Seperti pertemuan oleh ketidaksengajaan malam ini, antara kebutuhan dan ketakutan. Laki-laki itu mungkin sedang membutuhkan sesuatu di mana tak seorang pun peduli dengan kebutuhannya itu. Jadilah ia seorang bengal. Liar. Yang kini telah membentuknya sebagai pencuri.
Aku membelai kepalanya berulang kali. Menciptakan rasa nyaman yang mungkin tak akan pernah ia dapatkan dari perempuan mana pun. Yang ada, perempuan-perempuan itu akan berlomba menjebloskan dirinya ke dalam penjara.
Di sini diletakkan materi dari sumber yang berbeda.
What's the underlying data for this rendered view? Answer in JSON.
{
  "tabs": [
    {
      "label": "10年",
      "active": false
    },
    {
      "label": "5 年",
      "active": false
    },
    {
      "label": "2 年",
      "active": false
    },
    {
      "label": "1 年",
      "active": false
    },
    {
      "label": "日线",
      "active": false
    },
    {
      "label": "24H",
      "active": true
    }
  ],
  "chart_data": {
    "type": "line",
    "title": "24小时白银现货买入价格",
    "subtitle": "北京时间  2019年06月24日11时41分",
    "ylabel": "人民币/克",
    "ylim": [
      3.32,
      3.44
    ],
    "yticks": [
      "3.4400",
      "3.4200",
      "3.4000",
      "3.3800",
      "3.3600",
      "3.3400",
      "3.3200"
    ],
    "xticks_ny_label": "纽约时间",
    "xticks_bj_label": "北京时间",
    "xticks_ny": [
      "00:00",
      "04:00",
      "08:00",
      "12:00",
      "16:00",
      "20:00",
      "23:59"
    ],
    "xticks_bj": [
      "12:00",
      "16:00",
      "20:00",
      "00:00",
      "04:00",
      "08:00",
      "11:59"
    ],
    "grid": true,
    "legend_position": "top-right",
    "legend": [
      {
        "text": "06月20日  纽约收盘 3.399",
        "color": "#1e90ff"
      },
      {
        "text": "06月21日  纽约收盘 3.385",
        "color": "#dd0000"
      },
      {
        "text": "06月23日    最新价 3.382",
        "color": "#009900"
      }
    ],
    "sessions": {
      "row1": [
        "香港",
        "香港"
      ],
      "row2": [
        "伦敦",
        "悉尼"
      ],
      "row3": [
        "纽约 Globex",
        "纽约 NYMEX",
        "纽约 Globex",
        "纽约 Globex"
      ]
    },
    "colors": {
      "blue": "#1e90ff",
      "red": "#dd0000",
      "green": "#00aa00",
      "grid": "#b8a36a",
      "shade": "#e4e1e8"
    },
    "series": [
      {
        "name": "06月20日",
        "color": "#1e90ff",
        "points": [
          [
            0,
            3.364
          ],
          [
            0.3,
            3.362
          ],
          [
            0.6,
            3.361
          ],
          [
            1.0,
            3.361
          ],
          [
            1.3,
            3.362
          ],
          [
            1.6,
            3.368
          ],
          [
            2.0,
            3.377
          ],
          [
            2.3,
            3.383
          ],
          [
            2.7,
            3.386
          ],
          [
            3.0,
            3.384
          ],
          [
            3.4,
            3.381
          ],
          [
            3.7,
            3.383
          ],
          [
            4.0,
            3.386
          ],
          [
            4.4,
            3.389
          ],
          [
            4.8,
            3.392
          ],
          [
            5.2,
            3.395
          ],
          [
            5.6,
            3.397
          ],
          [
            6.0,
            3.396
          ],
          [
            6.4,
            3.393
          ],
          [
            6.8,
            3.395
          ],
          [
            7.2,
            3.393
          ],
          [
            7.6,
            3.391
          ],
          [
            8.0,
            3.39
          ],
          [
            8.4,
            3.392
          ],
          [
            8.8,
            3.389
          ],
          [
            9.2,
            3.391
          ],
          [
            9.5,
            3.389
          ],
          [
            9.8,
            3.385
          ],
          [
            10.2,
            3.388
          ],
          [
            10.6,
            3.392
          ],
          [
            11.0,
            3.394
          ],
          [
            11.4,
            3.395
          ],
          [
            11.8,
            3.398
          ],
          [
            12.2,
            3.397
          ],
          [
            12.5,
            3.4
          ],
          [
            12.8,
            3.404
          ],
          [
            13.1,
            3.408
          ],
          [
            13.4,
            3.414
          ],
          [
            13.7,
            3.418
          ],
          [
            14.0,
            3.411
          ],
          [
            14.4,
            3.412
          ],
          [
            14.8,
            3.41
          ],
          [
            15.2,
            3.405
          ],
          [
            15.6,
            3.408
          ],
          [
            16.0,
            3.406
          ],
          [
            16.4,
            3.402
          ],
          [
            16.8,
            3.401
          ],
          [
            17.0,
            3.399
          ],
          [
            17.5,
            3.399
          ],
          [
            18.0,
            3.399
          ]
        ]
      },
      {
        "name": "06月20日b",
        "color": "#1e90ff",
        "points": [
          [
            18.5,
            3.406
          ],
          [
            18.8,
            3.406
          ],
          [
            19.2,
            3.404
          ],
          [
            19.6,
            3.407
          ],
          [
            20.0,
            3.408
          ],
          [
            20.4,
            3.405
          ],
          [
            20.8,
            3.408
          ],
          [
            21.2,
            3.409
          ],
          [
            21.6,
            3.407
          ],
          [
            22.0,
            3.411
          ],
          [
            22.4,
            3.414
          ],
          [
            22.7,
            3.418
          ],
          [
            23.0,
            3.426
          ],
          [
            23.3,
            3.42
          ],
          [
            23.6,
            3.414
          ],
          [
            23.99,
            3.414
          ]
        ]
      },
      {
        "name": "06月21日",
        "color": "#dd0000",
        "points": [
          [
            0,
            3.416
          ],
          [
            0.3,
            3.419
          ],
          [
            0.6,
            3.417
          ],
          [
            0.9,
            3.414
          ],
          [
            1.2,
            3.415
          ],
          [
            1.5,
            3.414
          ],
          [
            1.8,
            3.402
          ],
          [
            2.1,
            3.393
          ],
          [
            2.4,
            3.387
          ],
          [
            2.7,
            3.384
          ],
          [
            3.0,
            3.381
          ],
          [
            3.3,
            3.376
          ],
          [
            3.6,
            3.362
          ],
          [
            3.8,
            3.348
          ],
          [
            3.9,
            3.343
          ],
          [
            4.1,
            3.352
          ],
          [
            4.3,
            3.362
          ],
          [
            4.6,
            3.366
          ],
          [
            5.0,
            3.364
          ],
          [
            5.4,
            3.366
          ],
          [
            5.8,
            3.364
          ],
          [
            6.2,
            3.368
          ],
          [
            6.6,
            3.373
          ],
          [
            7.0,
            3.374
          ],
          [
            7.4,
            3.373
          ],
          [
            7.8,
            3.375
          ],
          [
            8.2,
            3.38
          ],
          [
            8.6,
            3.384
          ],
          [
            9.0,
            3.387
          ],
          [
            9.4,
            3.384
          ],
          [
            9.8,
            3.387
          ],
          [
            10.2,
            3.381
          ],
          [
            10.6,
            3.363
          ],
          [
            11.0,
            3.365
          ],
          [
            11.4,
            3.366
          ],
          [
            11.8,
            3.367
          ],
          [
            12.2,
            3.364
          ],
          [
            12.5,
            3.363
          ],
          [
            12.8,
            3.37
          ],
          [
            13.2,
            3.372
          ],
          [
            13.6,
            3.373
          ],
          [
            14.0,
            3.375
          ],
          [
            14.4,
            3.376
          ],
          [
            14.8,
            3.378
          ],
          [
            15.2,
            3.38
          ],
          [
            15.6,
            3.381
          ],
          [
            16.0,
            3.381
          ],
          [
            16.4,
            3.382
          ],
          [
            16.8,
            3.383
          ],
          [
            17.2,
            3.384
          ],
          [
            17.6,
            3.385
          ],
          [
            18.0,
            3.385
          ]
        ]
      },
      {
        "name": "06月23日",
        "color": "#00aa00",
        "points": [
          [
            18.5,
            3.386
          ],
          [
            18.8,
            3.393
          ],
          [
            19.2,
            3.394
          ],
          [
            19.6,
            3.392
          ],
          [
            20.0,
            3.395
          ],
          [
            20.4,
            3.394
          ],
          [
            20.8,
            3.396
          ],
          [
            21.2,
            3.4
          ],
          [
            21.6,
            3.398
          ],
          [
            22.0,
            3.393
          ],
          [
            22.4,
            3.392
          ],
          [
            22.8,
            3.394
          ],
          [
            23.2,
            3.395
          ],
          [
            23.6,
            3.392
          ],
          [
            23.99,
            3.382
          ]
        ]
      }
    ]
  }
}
Entah mengapa ibaku jatuh padanya.
“Tatapmu seperti Ibu.”
Aku terhenyak.
“Dulu sekali, sewaktu aku masih duduk di sekolah dasar, Ibu selalu menatap seperti kau menatapku. Ibu begitu mengasihiku. Ada kehangatan yang sampai kini tak pernah kulupakan. Aku merawat kenangan itu dengan sangat hati-hati. Dan kini aku menjumpainya kembali pada matamu.”
“Itukah yang membuatmu gagal membunuhku?”
“Kau hanya beruntung.”
“Sepertinya kau yang lebih beruntung. Jika aku tak melewati lorong ini, jika kita tidak bertemu, jika orang lain yang kau jumpai, pastilah bertambah dosamu.”
“Apa kau ini Tuhan, sehingga bisa mengataiku pendosa?”
“Setidaknya, seperti itu yang tertulis di kitab suci, membunuh adalah dosa.”
“Apa kau percaya jika aku tak pernah membunuh?”